Your opinions are encouraged:

Your opinions are encouraged:

Your opinions are encouraged:

I’m considering making a Sword & Sorcery hack and setting for DW, something like a blend of Hyboria and Nehwon.  I know there are a couple Hyborian/Conan AW hacks, but I want it more DW-ish.

1. The only PC race is human.  How should I handle racial moves?  I’m inclined to let them pick any racial move that doesn’t involve non-human features.

2. Alignments are gone.  What should I use to replace them?

3.  How should I handle spell casters.  I’d prefer to do away with any sort of blatant spellcasting, however, I want to keep rituals.  I’m thinking to allow greater multi-classing options.  Maybe something like ‘pick 2 classes, you may freely choose moves from both.’

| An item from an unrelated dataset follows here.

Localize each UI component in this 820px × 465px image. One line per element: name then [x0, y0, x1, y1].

4. I’m sure I want the musician aspect of The Bard gone for this, so the class would really just have some moves available for multi-classing.  As for the Druid, I’m not sure if they could fit as is, or are too overtly magical.

9 thoughts on “Your opinions are encouraged:”

  1. I like the premise, but I’m not really sure what parts of DW you really want to keep. Anyway here are my thoughts.

    a. World of Dungeons is a pretty solid starting place since it eliminates a lot of what you are looking at doing. It simplifies everything to a very basic system and it would be easy to add any missing features from DW to it. There are no races and no racial moves. No alignment. On it’s own World of Dungeons is a 0e version that is pretty low powered. The magic system is pretty neat and might fit to more your cup of tea.

    b. I would eliminate Hit Points. Sword & Sorcery has always seemed more gritty to me. It wouldn’t be to hard to borrow the Harm Mechanics from Monster of the Week or another AW game. This would take a little more work, but maybe your okay with hit points.

  2. Sadly, as a post kickstarter fan, I’m in the post-kickstarter lot.  I very eagerly await the day World of Dungeons is made available to the masses.

    Thank you for your suggestions!

  3. Make a new suite of moves based on the locations of a culture to replace race. For instance, the seafaring people might have different fighters than the people who live in a desert.

    As for magic…don’t use spellcasters? Dungeon World doesn’t break like D&D does if you don’t use a class. If someone wants casting, have them take the Ritual move from the wizard book. That’s all magic the players have access to in the setting.

    Why eliminate hit-points? Conan, Fafhrd and the Gray Mouser get in trouble but survive all their stories. While gritty on paper, heroes never really die. In Nehwon, it’s even implied heroes may get special protections from fate. NPCs are totally disposable, though, but that’s per the rule-book.

    Alignment: Civilization vs Barbarism, so roughly law vs chaos, do show up in lots of pulp fantasy. Honestly, while alignment in a cosmic sense doesn’t play a huge part, alignment as rules still seem like they’d work for me in the context of the fiction. The Gray Mouser is definitely driven by different motivations than the Thieve’s Guild, even if both are theoretically in the same profession.

    One other thought is early fantasy is lousy with weirdness, weirdness that operates a lot like Bards and Druids in that it’s not really ‘magic’ it’s just stuff that’s weird in the world. Play up the fact that the druid is part of a mysterious and unique part of society, and it’s flavor doesn’t seem at all out of place in low-magic fantasy. The druid especially seems a good fit.

    YMMV, and all that. 🙂

  4. The racial moves could easily be cultural moves instead—you just need the names of four or five different cultures in the starting area, and replace each race with one of those cultural names. Bam, now you know something about the setting, and then you can ask the players leading questions to flesh it out more.

  5. As for alignments, you could drop the ethical labels but keep the actions and call them something like “traits”. “Thieves typically have one of these three traits, pick one, if you act on that trait during the session at least once then you get an XP.” And then just be flexible about letting people change traits as their characters develop away from the starting stereotypes. (There are rules, or guidance, on changing alignment, so that’s already part of the game anyhow.)

  6. I’m going to create some cultural moves to replace race moves and some, as yet undecided, moral code/ideals moves to replace alignments.  I’m even considered making Virtue and Vice moves, but, well, we’ll see.